Mesela (İslâm düşmanı oldukları için) ilm-i ledünnü bilen ve anlatan ârifleri küçük düşürmek isteyen insanlar, cahillikleri yüzünden “fakr” kelimesinin anlamını “fakirlik”, “yoksulluk” olarak anlayıp İslâmın fakirliği teşvik eden bir din olduğunu ve ariflerin de fakirlik lehinde konuştuklarını öne sürebilirler. Bu düşmanca sözler arifin gönlünü ferahlandırır, zira halkın bilmediği bir hususta onlara açıklama yapma fırsatını yaratır. Fakr terbiyesinden yoksun insan kendi zenginliğini sımsıkı elinde tutarak, hasis davrandığı için, Allah’ın cömertliğinden şüphe duygusu içindedir. Bundan ötürü Allah, onun zenginliğinin bereketini kaldırır ve öldüğü zaman da o zenginliğe zaten sahip olmadığını acı bir şekilde anlamış olur. İşte halka bu bilgileri verme fırsatın ârife veren şahıs, İslâma dil uzatan cahildir. Bundan ötürü onun düşmanca sözleri, arifin gönlünü genişletir.

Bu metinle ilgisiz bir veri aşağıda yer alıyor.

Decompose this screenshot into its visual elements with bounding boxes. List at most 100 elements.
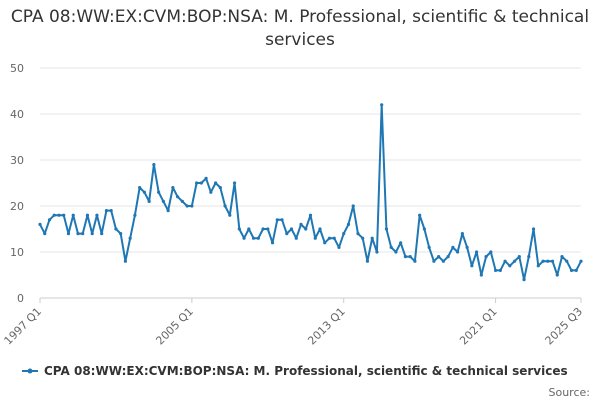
data-point[interactable] — [365, 259, 370, 263]
data-point[interactable] — [161, 199, 165, 203]
data-point[interactable] — [228, 213, 232, 217]
data-point[interactable] — [475, 250, 479, 254]
data-point[interactable] — [517, 255, 521, 259]
data-point[interactable] — [47, 218, 52, 222]
data-point[interactable] — [275, 218, 279, 222]
data-point[interactable] — [318, 227, 322, 231]
data-point[interactable] — [289, 227, 294, 231]
data-point[interactable] — [85, 213, 90, 217]
data-point[interactable] — [270, 241, 275, 245]
data-point[interactable] — [493, 268, 498, 272]
data-point[interactable] — [138, 186, 142, 190]
data-point[interactable] — [394, 250, 398, 254]
data-point[interactable] — [375, 250, 379, 254]
data-point[interactable] — [508, 264, 512, 268]
data-point[interactable] — [66, 232, 71, 236]
data-point[interactable] — [152, 163, 156, 167]
data-point[interactable] — [128, 236, 132, 240]
data-point[interactable] — [498, 268, 502, 272]
data-point[interactable] — [313, 236, 317, 240]
data-point[interactable] — [484, 255, 488, 259]
data-point[interactable] — [285, 232, 289, 236]
data-point[interactable] — [213, 181, 218, 185]
data-point[interactable] — [555, 273, 559, 277]
data-point[interactable] — [157, 190, 161, 194]
data-point[interactable] — [166, 209, 170, 213]
data-point[interactable] — [342, 232, 346, 236]
data-point[interactable] — [460, 232, 464, 236]
data-point[interactable] — [389, 245, 393, 249]
data-point[interactable] — [95, 213, 99, 217]
data-point[interactable] — [399, 241, 403, 245]
data-point[interactable] — [437, 255, 441, 259]
data-point[interactable] — [176, 195, 180, 199]
data-point[interactable] — [546, 259, 550, 263]
data-point[interactable] — [332, 236, 336, 240]
data-point[interactable] — [465, 245, 469, 249]
data-point[interactable] — [456, 250, 460, 254]
data-point[interactable] — [261, 227, 265, 231]
data-point[interactable] — [451, 245, 455, 249]
data-point[interactable] — [527, 255, 531, 259]
data-point[interactable] — [147, 199, 151, 203]
data-point[interactable] — [351, 204, 355, 208]
data-point[interactable] — [574, 268, 578, 272]
data-point[interactable] — [280, 218, 284, 222]
data-point[interactable] — [133, 213, 137, 217]
data-point[interactable] — [209, 190, 213, 194]
data-point[interactable] — [327, 236, 332, 240]
data-point[interactable] — [185, 204, 189, 208]
data-point[interactable] — [299, 222, 303, 226]
data-point[interactable] — [43, 232, 47, 236]
data-point[interactable] — [237, 227, 241, 231]
data-point[interactable] — [441, 259, 445, 263]
data-point[interactable] — [536, 264, 540, 268]
data-point[interactable] — [304, 227, 308, 231]
data-point[interactable] — [308, 213, 313, 217]
data-point[interactable] — [204, 176, 208, 180]
data-point[interactable] — [522, 278, 526, 282]
data-point[interactable] — [190, 204, 194, 208]
data-point[interactable] — [427, 245, 431, 249]
data-point[interactable] — [361, 236, 365, 240]
data-point[interactable] — [142, 190, 146, 194]
data-point[interactable] — [503, 259, 507, 263]
data-point[interactable] — [247, 227, 251, 231]
data-point[interactable] — [71, 213, 75, 217]
data-point[interactable] — [470, 264, 474, 268]
data-point[interactable] — [337, 245, 341, 249]
data-point[interactable] — [81, 232, 85, 236]
data-point[interactable] — [171, 186, 175, 190]
data-point[interactable] — [384, 227, 389, 231]
data-point[interactable] — [512, 259, 517, 263]
data-point[interactable] — [266, 227, 270, 231]
data-point[interactable] — [569, 268, 574, 272]
data-point[interactable] — [57, 213, 61, 217]
data-point[interactable] — [100, 232, 104, 236]
data-point[interactable] — [579, 259, 583, 263]
data-point[interactable] — [380, 103, 384, 107]
data-point[interactable] — [413, 259, 417, 263]
data-point[interactable] — [432, 259, 436, 263]
data-point[interactable] — [119, 232, 123, 236]
data-point[interactable] — [199, 181, 203, 185]
data-point[interactable] — [489, 250, 493, 254]
data-point[interactable] — [541, 259, 545, 263]
data-point[interactable] — [76, 232, 80, 236]
data-point[interactable] — [408, 255, 412, 259]
data-point[interactable] — [370, 236, 374, 240]
data-point[interactable] — [52, 213, 56, 217]
data-point[interactable] — [323, 241, 327, 245]
data-point[interactable] — [242, 236, 246, 240]
data-point[interactable] — [256, 236, 260, 240]
data-point[interactable] — [479, 273, 483, 277]
data-point[interactable] — [123, 259, 128, 263]
data-point[interactable] — [114, 227, 118, 231]
data-point[interactable] — [422, 227, 426, 231]
data-point[interactable] — [232, 181, 237, 185]
data-point[interactable] — [550, 259, 555, 263]
data-point[interactable] — [90, 232, 94, 236]
data-point[interactable] — [251, 236, 256, 240]
data-point[interactable] — [223, 204, 227, 208]
data-point[interactable] — [294, 236, 298, 240]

Niyâzî, kahır ile lütfun bir ve aynı şey olduğunu bilmenin de arif kul’a gönül ferahlığı vereceğini bize bildiriyor:
Ey Niyâzî, fâriğ u âzâde ol var çekme gam
Kahr u lutfu bir bilirsen gam olur sana neşât
Niyâzî bu sözleri ile gam’dan fariğ (vazgeçmiş) hür (âzâde) olması gerektiğini; çünkü kahrın da lütfun da kulun saadetini artırmak için Allah tarafından gönderildiğini bildirmektedir. Ömür boyu hep lütuflarla karşılaşsaydık lütfun kıymetini bilmezdik ve Allah’ı unuturduk. Önceki günahlarımızın da panzehiri kahırdır. Her kahır arkadan gelecek lütuflara gebedir”.
Niyazî-i Mısrî Hz., Âmiran Hoca ve diğer ism-i şerifi geçenlere rahmet mağfiret niyaz ederiz.